We are looking to (if possible) improve resilver times.
NAS SPEC
Dual Intel Intel 2667V3
512G RAM
Booting off 2x 146GB SAS
1x SAS 2308 (LSI)
1x NFS Mount Point
1 LAGG0 Lagg0 dual 40G
***********************************************
USEAGE SPEC
30TB or 566TB
SNAPSHOT 2h held for 30d
No ZIL
No SLOG
No Sync
64k
vDEV is 6 drives RZ2
Tune we run --
zfs set sync=disabled STORAGE1-Z6
zfs set checksum=fletcher4 STORAGE1-Z6
zfs set primarycache=all STORAGE1-Z6
zfs set logbias=latency STORAGE1-Z6
zfs set recordsize=64k STORAGE1-Z6
zfs set atime=off STORAGE1-Z6
zfs set dedup=off STORAGE1-Z6
sysctl vfs.zfs.vdev.async_read_max_active=64
sysctl vfs.zfs.vdev.async_read_min_active=32
sysctl vfs.zfs.vdev.async_write_max_active=64
sysctl vfs.zfs.vdev.async_write_min_active=32
sysctl vfs.zfs.vdev.sync_read_max_active=64
sysctl vfs.zfs.vdev.sync_read_min_active=32
sysctl vfs.zfs.vdev.sync_write_max_active=64
sysctl vfs.zfs.vdev.sync_write_min_active=32
sysctl vfs.zfs.top_maxinflight=1024
sysctl vfs.zfs.resilver_min_time_ms=3000
sysctl vfs.zfs.vdev.scrub_max_active=64
sysctl vfs.zfs.vdev.scrub_min_active=24
************************************************
HBA SPEC
4x LSI 2308
************************************************
16 Oracle DE24 Enclosures
Controller type : SAS2308_2
BIOS version : 7.39.02.00
Firmware version : 20.00.07.00
Channel description : 1 Serial Attached SCSI
Initiator ID : 0
Maximum physical devices : 1023
Concurrent commands supported : 10240
Slot : 5
Segment : 0
Bus : 3
Device : 0
Function : 0
RAID Support : No
************************************************
DRIVE SPEC
322 4TB HGST SAS 12G HDD 7.2K
************************************************
NIC SPEC
Chelsio Dual 40G
***********************************************
SWITCH SPEC
Quanta 10/40G LY2
**********************************************
NAS SPEC
TRUENAS CORE 12.0-U8-1
512GB RAM
Use case is for NFS attached storage to a 32 Node Cluster running VMWare. VMWare Nodes are all connected 10G to Storage.

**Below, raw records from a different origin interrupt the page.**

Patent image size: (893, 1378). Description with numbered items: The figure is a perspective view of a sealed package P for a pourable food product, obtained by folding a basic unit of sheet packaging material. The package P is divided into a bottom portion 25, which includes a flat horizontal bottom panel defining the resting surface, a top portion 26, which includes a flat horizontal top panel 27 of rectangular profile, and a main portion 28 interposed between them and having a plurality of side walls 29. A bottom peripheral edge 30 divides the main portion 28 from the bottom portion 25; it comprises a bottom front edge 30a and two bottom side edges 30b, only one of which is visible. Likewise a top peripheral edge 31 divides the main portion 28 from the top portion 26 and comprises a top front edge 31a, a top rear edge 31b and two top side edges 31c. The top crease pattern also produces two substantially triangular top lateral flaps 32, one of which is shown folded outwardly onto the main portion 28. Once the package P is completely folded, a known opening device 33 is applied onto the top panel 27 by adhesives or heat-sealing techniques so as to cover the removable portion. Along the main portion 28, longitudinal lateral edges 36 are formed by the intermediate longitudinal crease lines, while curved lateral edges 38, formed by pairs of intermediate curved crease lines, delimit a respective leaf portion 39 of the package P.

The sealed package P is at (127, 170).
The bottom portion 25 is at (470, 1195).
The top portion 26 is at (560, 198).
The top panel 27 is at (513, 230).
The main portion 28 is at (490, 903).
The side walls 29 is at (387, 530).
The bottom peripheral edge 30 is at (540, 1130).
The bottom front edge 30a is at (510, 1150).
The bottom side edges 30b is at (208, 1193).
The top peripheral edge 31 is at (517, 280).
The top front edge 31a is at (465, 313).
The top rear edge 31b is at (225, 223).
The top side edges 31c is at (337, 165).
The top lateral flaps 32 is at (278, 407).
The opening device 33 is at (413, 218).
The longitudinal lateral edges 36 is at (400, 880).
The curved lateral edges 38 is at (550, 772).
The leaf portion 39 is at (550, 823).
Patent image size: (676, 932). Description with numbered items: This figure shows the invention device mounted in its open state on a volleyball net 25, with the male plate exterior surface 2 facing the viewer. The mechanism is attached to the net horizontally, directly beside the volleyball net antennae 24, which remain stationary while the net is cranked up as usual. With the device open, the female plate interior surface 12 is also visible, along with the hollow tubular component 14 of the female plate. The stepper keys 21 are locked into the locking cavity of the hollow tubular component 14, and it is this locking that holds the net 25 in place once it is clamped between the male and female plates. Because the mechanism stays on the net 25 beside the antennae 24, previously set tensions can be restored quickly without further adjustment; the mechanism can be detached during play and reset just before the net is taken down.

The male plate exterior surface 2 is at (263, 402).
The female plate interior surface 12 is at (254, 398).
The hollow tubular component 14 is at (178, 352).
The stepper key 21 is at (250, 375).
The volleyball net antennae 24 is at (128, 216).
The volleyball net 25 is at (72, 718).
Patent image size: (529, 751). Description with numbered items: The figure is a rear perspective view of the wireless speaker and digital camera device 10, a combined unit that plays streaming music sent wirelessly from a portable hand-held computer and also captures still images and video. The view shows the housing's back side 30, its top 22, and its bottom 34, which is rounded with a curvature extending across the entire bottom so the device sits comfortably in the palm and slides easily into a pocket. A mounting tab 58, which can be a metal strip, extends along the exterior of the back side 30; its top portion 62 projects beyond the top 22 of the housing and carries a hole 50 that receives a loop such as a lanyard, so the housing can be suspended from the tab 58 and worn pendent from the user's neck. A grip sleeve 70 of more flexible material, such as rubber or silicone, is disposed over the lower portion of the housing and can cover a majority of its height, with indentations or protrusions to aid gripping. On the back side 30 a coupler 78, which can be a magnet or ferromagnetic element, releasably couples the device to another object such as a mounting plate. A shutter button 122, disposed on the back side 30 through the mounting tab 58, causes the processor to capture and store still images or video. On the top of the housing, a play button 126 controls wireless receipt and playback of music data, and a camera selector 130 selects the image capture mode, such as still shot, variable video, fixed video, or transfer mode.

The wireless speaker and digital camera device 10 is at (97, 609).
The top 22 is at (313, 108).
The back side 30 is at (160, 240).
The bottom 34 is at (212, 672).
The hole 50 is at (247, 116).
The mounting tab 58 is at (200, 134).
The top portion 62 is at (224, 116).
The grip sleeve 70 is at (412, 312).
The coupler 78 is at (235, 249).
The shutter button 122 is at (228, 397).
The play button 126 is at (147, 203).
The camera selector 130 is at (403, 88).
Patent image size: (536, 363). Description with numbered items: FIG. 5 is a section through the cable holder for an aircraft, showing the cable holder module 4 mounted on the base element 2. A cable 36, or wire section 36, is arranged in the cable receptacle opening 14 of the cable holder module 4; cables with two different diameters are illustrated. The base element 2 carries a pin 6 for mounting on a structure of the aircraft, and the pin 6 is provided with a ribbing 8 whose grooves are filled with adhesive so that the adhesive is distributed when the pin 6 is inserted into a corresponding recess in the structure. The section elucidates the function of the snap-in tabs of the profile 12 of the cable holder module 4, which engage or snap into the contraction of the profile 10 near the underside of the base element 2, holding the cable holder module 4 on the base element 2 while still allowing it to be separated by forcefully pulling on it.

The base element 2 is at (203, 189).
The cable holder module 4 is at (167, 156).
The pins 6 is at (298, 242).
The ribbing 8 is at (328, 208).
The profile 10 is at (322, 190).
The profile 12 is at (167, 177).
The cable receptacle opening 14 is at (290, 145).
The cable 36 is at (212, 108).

**********************************************
Issue is that when a drive fails we locate, offline, remove, replace, smart, online and then resilver. The resilver literally takes days to run. Truenas has 30TB out of 566TB in use. We are concerned (maybe we should not be) that is will take 2-5 days at 30TB. What would the expected be for 80% capacity?
pool: STORAGE1-Z6
state: ONLINE
status: One or more devices is currently being resilvered. The pool will
continue to function, possibly in a degraded state.
action: Wait for the resilver to complete.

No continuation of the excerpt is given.